Turkey’s air force bombarded Kurdistan Workers Party (PKK) targets in northern Iraq this week, killing 67 rebel fighters, the military said today, the first such strikes in nearly a month.
The air strikes, carried out by 14 F-16 and F-4 fighter-bombers, hit camps and other installations run by the PKK, which is designated as a terrorist organisation by Turkey and its Western allies, the military said in a statement carried by local media.
It is the first such operation against PKK bases in Iraq since February 18, when the air force launched raids in retaliation for a suicide bombing in Ankara that killed 29 people, which Turkey blamed on Kurdish rebels.
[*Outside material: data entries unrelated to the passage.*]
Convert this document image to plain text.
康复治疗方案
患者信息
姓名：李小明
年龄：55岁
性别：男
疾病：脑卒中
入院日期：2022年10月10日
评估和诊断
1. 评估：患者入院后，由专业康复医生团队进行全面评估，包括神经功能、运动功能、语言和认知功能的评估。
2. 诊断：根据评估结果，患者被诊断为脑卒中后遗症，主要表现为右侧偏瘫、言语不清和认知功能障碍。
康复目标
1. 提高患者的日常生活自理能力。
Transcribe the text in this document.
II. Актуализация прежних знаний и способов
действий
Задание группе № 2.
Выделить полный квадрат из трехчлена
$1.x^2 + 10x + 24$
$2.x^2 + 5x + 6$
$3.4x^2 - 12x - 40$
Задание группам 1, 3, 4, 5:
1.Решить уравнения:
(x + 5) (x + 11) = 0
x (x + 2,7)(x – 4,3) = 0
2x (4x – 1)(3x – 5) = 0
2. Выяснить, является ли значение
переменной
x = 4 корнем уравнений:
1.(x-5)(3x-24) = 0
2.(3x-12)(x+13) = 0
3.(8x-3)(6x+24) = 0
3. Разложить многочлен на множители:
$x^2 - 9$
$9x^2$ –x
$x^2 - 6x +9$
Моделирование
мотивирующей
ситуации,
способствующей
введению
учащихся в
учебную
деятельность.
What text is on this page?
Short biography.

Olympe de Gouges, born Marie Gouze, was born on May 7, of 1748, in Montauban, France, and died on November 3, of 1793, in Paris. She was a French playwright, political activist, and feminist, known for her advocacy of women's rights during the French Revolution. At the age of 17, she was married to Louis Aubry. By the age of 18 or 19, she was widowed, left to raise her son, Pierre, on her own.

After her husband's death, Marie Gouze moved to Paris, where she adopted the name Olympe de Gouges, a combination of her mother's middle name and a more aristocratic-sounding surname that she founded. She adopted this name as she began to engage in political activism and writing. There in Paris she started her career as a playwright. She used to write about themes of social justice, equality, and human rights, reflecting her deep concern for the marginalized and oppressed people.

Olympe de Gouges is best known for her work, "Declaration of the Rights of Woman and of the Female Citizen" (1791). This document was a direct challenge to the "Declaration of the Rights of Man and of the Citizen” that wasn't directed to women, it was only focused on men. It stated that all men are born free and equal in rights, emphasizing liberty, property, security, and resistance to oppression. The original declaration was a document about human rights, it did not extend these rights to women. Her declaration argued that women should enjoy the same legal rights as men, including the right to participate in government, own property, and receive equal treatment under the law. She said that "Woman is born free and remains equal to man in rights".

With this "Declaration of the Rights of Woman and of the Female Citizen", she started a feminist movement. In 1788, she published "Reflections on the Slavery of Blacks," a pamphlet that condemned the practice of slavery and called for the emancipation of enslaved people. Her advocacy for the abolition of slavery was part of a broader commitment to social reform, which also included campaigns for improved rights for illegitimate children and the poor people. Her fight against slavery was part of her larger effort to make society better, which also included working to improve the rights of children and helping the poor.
The Ankara attack, which targeted a convoy of five buses carrying army staff, was claimed by the Kurdistan Freedom Falcons (TAK), who have been linked to the PKK.
Turkey has in recent months waged an all-out assault on the PKK, which launched an insurgency against the Turkish state in 1984, fighting for greater autonomy and rights for the country’s largest ethnic minority.
After more than two years of ceasefire, deadly clashes restarted last year between security forces and rebels in the Kurdish-dominated southeast.
Last month Turkey carried out artillery bombardments on Kurdish fighters in Syria and threatened to extend the action to include air strikes.
Turkey targeted the People’s Protection Units (YPG) militia, which it considers to be a terror group linked to the PKK despite support for the group from Ankara’s ally Washington.